CHAPTER XVI
WITH THE FRENCH—THE BATTLE OF MOREUIL
The 5th Brigade and the Australians had sworn eternal friendship with a refreshing enthusiasm.
They were like two schoolgirl friends, not to be separated, and at Vaux, whither they had retired for combined training, metaphorically went about all day with their arms round each other’s waists.
Therefore, when on July 17 orders reached the 5th Tank Brigade that they were to send a Battalion south to fight with the French, consternation reigned.
If anybody went it would have to be the 2nd Battalion, which had not fought at Hamel at all.
But surely some way out could be found by which the Australians’ own Brigade of Tanks should not be thus cruelly dismembered?
And the authorities, with positively avuncular benevolence—after a little humming and hahing—were actually induced to make another arrangement; as the friends firmly believed, solely upon their representations. There were, however, other more military considerations.
The attack was still to be under Brigadier-General Courage, but an extra Battalion, the 9th, should be added to the Brigade for the occasion.
This apparently whimsical outcry of the new-found affinities, and the yielding of the authorities, were to be justified thrice over in the events of the next few months.
For at this early period a little thing might upset the forging of a weapon which was to prove the two-edged sword with which we were to “smite Amalek hip and thigh.”
As soon as it had been decided that the 9th Battalion was to go, preparations were at once begun.
The French plans were already well advanced before the Tanks came upon the scene at all. The attacking troops had indeed been in the area since April, but the Tanks felt that they would be eternally disgraced if they were obliged so much as to hint that they would like even a day’s postponement of this, their first battle with the French.

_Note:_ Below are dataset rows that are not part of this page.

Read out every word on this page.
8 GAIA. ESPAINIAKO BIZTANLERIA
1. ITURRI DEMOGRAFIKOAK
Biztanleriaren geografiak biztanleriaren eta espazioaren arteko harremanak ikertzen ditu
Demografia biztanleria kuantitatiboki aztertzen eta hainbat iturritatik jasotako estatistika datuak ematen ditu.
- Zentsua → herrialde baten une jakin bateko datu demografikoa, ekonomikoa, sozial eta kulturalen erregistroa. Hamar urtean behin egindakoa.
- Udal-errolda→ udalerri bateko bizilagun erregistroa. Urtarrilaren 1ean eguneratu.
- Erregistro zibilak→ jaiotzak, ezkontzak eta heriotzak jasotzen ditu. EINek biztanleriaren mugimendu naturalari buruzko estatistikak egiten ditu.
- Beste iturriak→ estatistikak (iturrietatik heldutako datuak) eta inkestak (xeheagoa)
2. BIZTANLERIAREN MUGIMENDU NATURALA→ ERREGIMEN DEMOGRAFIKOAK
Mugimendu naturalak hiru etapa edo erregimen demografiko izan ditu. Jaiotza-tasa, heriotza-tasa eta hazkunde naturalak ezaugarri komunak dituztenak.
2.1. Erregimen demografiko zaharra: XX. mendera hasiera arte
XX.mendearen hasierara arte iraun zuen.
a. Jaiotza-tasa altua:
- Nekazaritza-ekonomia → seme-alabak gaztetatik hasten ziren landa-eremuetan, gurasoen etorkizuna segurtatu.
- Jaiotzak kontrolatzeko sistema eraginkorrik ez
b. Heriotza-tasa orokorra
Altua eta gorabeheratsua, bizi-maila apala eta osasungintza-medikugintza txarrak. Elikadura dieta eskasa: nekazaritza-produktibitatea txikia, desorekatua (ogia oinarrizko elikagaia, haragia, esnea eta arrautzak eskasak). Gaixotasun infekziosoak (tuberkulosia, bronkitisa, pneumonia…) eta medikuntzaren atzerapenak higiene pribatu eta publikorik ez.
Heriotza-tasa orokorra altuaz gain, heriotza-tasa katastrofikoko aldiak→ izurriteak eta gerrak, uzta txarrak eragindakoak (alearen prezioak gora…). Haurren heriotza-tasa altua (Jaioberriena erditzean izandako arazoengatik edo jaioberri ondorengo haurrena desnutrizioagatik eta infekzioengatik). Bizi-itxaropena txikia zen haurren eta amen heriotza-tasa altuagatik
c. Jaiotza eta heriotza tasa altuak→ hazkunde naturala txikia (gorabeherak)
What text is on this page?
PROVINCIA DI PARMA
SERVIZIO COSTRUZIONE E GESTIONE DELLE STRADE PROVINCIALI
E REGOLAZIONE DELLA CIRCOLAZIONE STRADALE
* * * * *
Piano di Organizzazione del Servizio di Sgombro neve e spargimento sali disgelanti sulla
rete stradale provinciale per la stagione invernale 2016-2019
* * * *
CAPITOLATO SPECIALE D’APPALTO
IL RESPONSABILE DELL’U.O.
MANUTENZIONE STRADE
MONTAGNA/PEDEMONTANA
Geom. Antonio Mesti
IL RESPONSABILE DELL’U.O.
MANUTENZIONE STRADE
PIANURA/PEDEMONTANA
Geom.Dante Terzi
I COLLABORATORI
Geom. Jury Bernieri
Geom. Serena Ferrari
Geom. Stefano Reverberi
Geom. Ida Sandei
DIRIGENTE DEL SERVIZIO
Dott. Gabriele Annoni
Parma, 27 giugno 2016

Indeed in this battle we see the first instance of the wonderful “speeding up” which the Allied Army underwent almost as soon as the joint command was concentrated in the hands of Marshal Foch.
An officer who was present throughout the battle and its preliminaries writes:
“On a certain Wednesday General Elles and General Courage had an interview at 3 p.m. with the 4th Army Commander and were consulted as to the project.
“At 4.30 they saw General Debeney (the French Army Commander) and the French Corps Commander, when railheads and a general scheme of movement were decided upon.
“That night the 9th Battalion was warned, and the battle took place at dawn on the following Tuesday.”
Practice makes perfect, and we gradually discovered that the kind of full-dress attacks for which we had always, as a matter of course, allowed a month of preparation, could, in fact, be staged in half that time.
We see in the huge Battle of Amiens, of which only ten days’ notice was given to the troops who took part, how great a reform we managed to accomplish.